4.2. Monitoring nodes

Nodes added to the infrastructure are listed on the Infrastructure > Nodes screen with their status displayed. If the storage cluster has not been created yet, you will only see nodes with the Unassigned status. If the storage cluster exists, its nodes will be listed on the screen.

A node can have one of the following statuses:

UNASSIGNED
The node is not assigned to a cluster.
HEALTHY
All the storage services on the node are running.
ENTERING MAINTENANCE…
The node is entering maintenance. The services it hosts are either being evacuated or stopped.
ENTERING MAINTENANCE HALTED
The node cannot enter maintenance, because some of its services cannot be evacuated.
IN MAINTENANCE
The node is in maintenance mode. It does not participate in new chunk allocation.
EXITING MAINTENANCE…
The node is exiting maintenance. Nodes exiting maintenance cannot be managed.
FAILED
One or more storage services on the node have failed.

The default time interval for the charts is twelve hours. To zoom into a particular time interval, select the internal with the mouse; to reset zoom, double-click any chart.

4.2.1. Monitoring node performance

To monitor the performance of a cluster node, open the Nodes screen, and then click the required node line. On the right pane, the Overview tab displays the performance statistics. The statistics include:

  • CPU/RAM: CPU usage in percent over time, and RAM usage, in GiB over time
  • Network: the amount of transmitted (TX) and received (RX) traffic over time
  • Disks read: node read activity over time
  • Disks write: node write activity over time

The following sections provide more information on disk and network usage.

4.2.2. Monitoring node disks

To monitor the usage and status of node disks, click a node’s name. On the Disks tab, you will see a list of all disks on the node and their status icons.

A disk status icon shows the combined status of S.M.A.R.T. and the service corresponding to the disk role. It can be one of the following:

OK
The disk and service are healthy.
Failed
The service has failed or S.M.A.R.T. reported an error.
Releasing
The service is being released. When the process finishes, the disk status will change to OK.

To monitor performance of a particular disk, select it, and then click Performance. The Drive performance panel will display the I/O activity of the disk.

To view information about the disk, including its S.M.A.R.T. status, click Details.

To have the disk blink its activity LED, select the disk, and then click Blink. To have the disk stop blinking, click Unblink.

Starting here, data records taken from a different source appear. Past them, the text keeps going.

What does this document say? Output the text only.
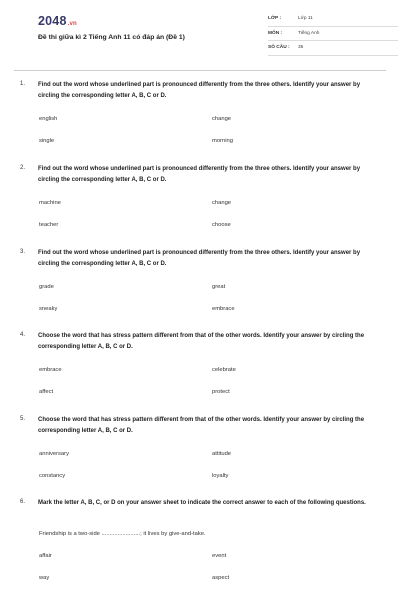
2048.vn
Đề thi giữa kì 2 Tiếng Anh 11 có đáp án (Đề 1)
LỚP :	Lớp 11
MÔN :	Tiếng Anh
SỐ CÂU :	35
1.	Find out the word whose underlined part is pronounced differently from the three others. Identify your answer by circling the corresponding letter A, B, C or D.
english	change
single	morning
2.	Find out the word whose underlined part is pronounced differently from the three others. Identify your answer by circling the corresponding letter A, B, C or D.
machine	change
teacher	choose
3.	Find out the word whose underlined part is pronounced differently from the three others. Identify your answer by circling the corresponding letter A, B, C or D.
grade	great
sneaky	embrace
4.	Choose the word that has stress pattern different from that of the other words. Identify your answer by circling the corresponding letter A, B, C or D.
embrace	celebrate
affect	protect
5.	Choose the word that has stress pattern different from that of the other words. Identify your answer by circling the corresponding letter A, B, C or D.
anniversary	attitude
constancy	loyalty
6.	Mark the letter A, B, C, or D on your answer sheet to indicate the correct answer to each of the following questions.
Friendship is a two-side ........................; it lives by give-and-take.
affair	event
way	aspect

4.2.2.1. Monitoring the S.M.A.R.T. status of node disks

The S.M.A.R.T. status of all disks is monitored by a tool installed along with Acronis Cyber Infrastructure. Run every 10 minutes, the tool polls all disks attached to nodes, including journaling SSDs and system disks, and reports the results to the management node.

For the tool to work, make sure the S.M.A.R.T. functionality is enabled in node’s BIOS.

If a S.M.A.R.T. warning message is shown in the node status, one of that node’s disks is in the pre-failure condition and should be replaced. If you continue using the disk, keep in mind that it may fail or cause performance issues.

Pre-failure condition means that at least one of these S.M.A.R.T. counters is not zero:

  • Reallocated Sector Count
  • Reallocated Event Count
  • Current Pending Sector Count
  • Offline Uncorrectable

4.2.3. Monitoring node network

To monitor the node’s network usage, on the Infrastructure > Nodes screen, click the name of the node. Go to the Network tab.

To display the performance charts of a specific network interface, select it in the list, and then click Performance. When monitoring network performance, keep in mind that if the Receive and transmit errors chart is not empty, the network is experiencing issues and requires attention.

To display the details of a network interface, click Details. The Network details pane shows the interface state, bandwidth, MTU, MAC address, and all IP addresses.